Quant au major Lassiné Togola, il est le dirigeant du bataillon autonome des forces spéciales du Mali. Ces deux hauts gradés auraient pris une part active dans l’extermination des populations de Moura, tuant des habitants supposés terroristes ou en intelligence avec les terroristes qui écument la région.
Outre, les deux responsables militaires maliens, le département d’État américain a aussi décidé de prendre des sanctions contre le représentant de Wagner au Mali, en l’occurrence Alexandre Maslow, selon les américains en gelant et en confisquant ses avoirs aux États-Unis. Des sanctions plus lourdes au regard de celles qui sont imposées aux militaires maliens qui se limitent pour le moment aux restrictions de visa.
Ces sanctions apparaissent quelques temps après le rapport du Haut-commissaire des Nations unies, Volker Turk sur le massacre de Moura dont les « conclusions sont extrêmement inquiétantes ». Ce rapport précise que plus de 500 personnes ont été tuées, dont la majorité sommairement exécutées par les troupes maliennes et du personnel militaire étranger lors d’une opération militaire de cinq (5) jours dans le village de Moura en Mars 2022.
La publication de ce rapport avait suscité une vive réaction des autorités maliennes qui par la voix de son porte parole du gouvernement, Abdoulaye Maïga l’a traité de « fictif » et crié au « complot international » encore ourdi contre le peuple malien, depuis que ce dernier a décidé de prendre son destin en main en s’émancipant des puissances étrangères comme la France.
Pour le département d’État américain, la position était claire et déjà affichée au regard des conclusions du rapport fort accablantes à l’encontre de la junte militaire malienne au pouvoir et de son allié du groupe Wagner considéré comme une milice illicite au même titre que la Mafia. « Les États-Unis sont consternés par le mépris à l’égard de la vie humaine dont ont fait preuve des éléments des forces armées maliennes en coopération avec le groupe Wagner, une organisation criminelle transnationale soutenue par le Kremlin, lors de l’opération menée à Moura, au Mali, en Mars de l’année dernière.
Comme nous l’avons déjà dit, le groupe Wagner est une force déstabilisatrice dont le personnel s’est rendu coupable d’abus constants, notamment d’exécutions sommaires, de violences sexuelles et de tortures au Mali et dans d’autres pays en proie à l’instabilité ». Visiblement l’étau de la communauté internationale commence à se resserrer sur les autorités militaires maliennes qui devront désormais faire face à une pression venant de l’extérieur, hormis celles déjà existantes à l’intérieur du fait notamment de la division née de l’organisation du référendum constitutionnel au sein des différentes couches sociales.

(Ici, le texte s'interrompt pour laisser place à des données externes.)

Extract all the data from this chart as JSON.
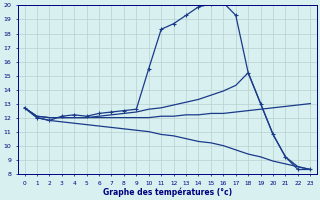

Hâter le processus de retour à un gouvernement civil serait la meilleure option de se mettre à l’abri d’autres sanctions, car l’ancrage continu au pouvoir constitue un risque de dérapage réel sur le terrain de lutte contre le terrorisme. Quant à l’allié Wagner, cette sanction qui vient de frapper leur représentant au Mali devrait être perçue comme un coup de semonce à l’endroit de tout prétendant à un tel pacte avec des mercenaires totalement étrangers au minimum de respect des droits humains.